Analyse

Diese acht Details zur neuen Commerzbank sollten Sie kennen

29. September 2019

Von Christian Kirchner

Eigentlich dachten wir, zur neuen Strategie der Commerzbank sei schon alles gesagt (siehe hier, hier, hier , hier und hier). Dann jedoch sind wir auf ein paar Details gestoßen, die Sie womöglich noch nicht kennen – in jedem Fall aber kennen sollten.

Voilà:

1.) Martin Zielke macht den Sewing – und versucht ebenfalls die Quadratur des Kreises, also steigende Erträgen bei sinkenden Kosten

Im Wust der vielen Zahlen verliert man bisweilen ja den Überblick. Aber das Problem der Commerzbank ist im Kern das gleiche wie das der Deutschen Bank: Die Kosten sinken einfach nicht so schnell wie die Erträge. Seit 2012 – dem ersten Jahr nach Abschluss der Dresdner-Bank-Integration – hat die Coba 1,2 Mrd. Euro an Erträgen verloren und die Kosten im gleichen Zeitraum nur um magere 0,2 Mrd. Euro gesenkt.

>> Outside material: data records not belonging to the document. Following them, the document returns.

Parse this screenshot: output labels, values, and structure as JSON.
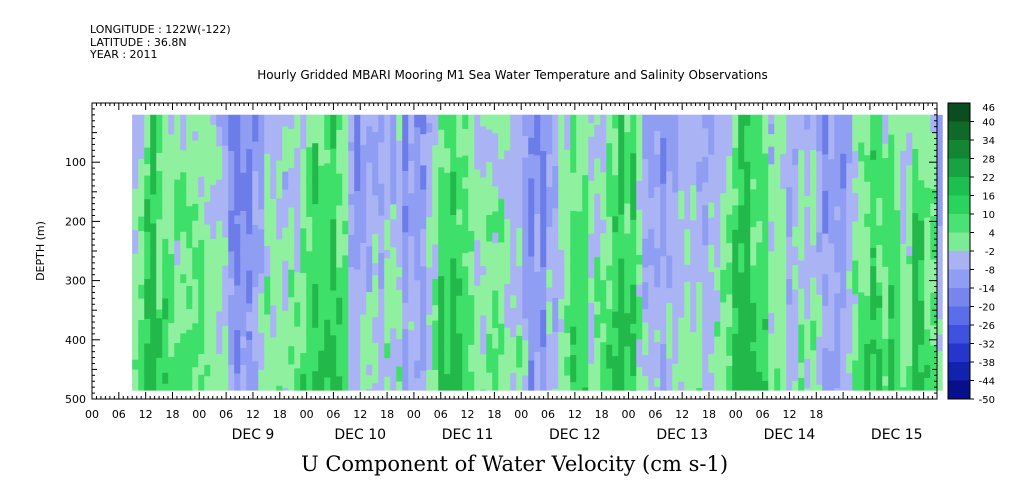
{
  "header": {
    "longitude": "LONGITUDE : 122W(-122)",
    "latitude": "LATITUDE : 36.8N",
    "year": "YEAR : 2011"
  },
  "chart_data": {
    "type": "heatmap",
    "title": "Hourly Gridded MBARI Mooring M1 Sea Water Temperature and Salinity Observations",
    "variable_label": "U Component of Water Velocity (cm s-1)",
    "ylabel": "DEPTH (m)",
    "y_axis": {
      "min": 0,
      "max": 500,
      "inverted": true,
      "ticks": [
        100,
        200,
        300,
        400,
        500
      ]
    },
    "x_axis": {
      "hour_ticks": [
        "00",
        "06",
        "12",
        "18",
        "00",
        "06",
        "12",
        "18",
        "00",
        "06",
        "12",
        "18",
        "00",
        "06",
        "12",
        "18",
        "00",
        "06",
        "12",
        "18",
        "00",
        "06",
        "12",
        "18",
        "00",
        "06",
        "12",
        "18"
      ],
      "day_labels": [
        "DEC  9",
        "DEC 10",
        "DEC 11",
        "DEC 12",
        "DEC 13",
        "DEC 14",
        "DEC 15"
      ],
      "start": "2011-12-08T00:00",
      "end": "2011-12-15T21:00"
    },
    "data_extent": {
      "time_start": "2011-12-08T09:00",
      "time_end": "2011-12-15T21:00",
      "depth_min": 20,
      "depth_max": 485
    },
    "colorbar": {
      "levels": [
        46,
        40,
        34,
        28,
        22,
        16,
        10,
        4,
        -2,
        -8,
        -14,
        -20,
        -26,
        -32,
        -38,
        -44,
        -50
      ],
      "negative_color": "#8f9ef2",
      "positive_color": "#3fe06a"
    }
  },
  "colors": {
    "green_light": "#8ff09f",
    "green": "#3fe06a",
    "green_dark": "#22b84a",
    "blue_light": "#aab4f4",
    "blue": "#8f9ef2",
    "blue_dark": "#6c7ce8"
  }
}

Nun kündigt die Bank (bereinigt um den mBank-Verkauf) steigende Erträge bis 2023 an, bei zugleich um 10% sinkenden Kosten (5,5 Mrd. Euro 2023 vs. 6,1 Mrd. Euro ex mBank aktuell 2019). Mal sehen, wie das gelingen soll.

2.) Die größte Herausforderung für die Commerzbank werden die Kreditausfälle

Die Commerzbank agiert seit Jahren in einem Umfeld extrem niedriger Kreditausfälle – und hatte trotzdem Schwierigkeiten, Erträge und Gewinn zu steigern. Angesichts der konjunkturellen Eintrübung werden die Kreditausfälle aller Voraussicht nach steigen (was sich im zweiten Quartal bereits andeutete). Ob die Coba diese Herausforderung stemmen kann, bleibt abzuwarten.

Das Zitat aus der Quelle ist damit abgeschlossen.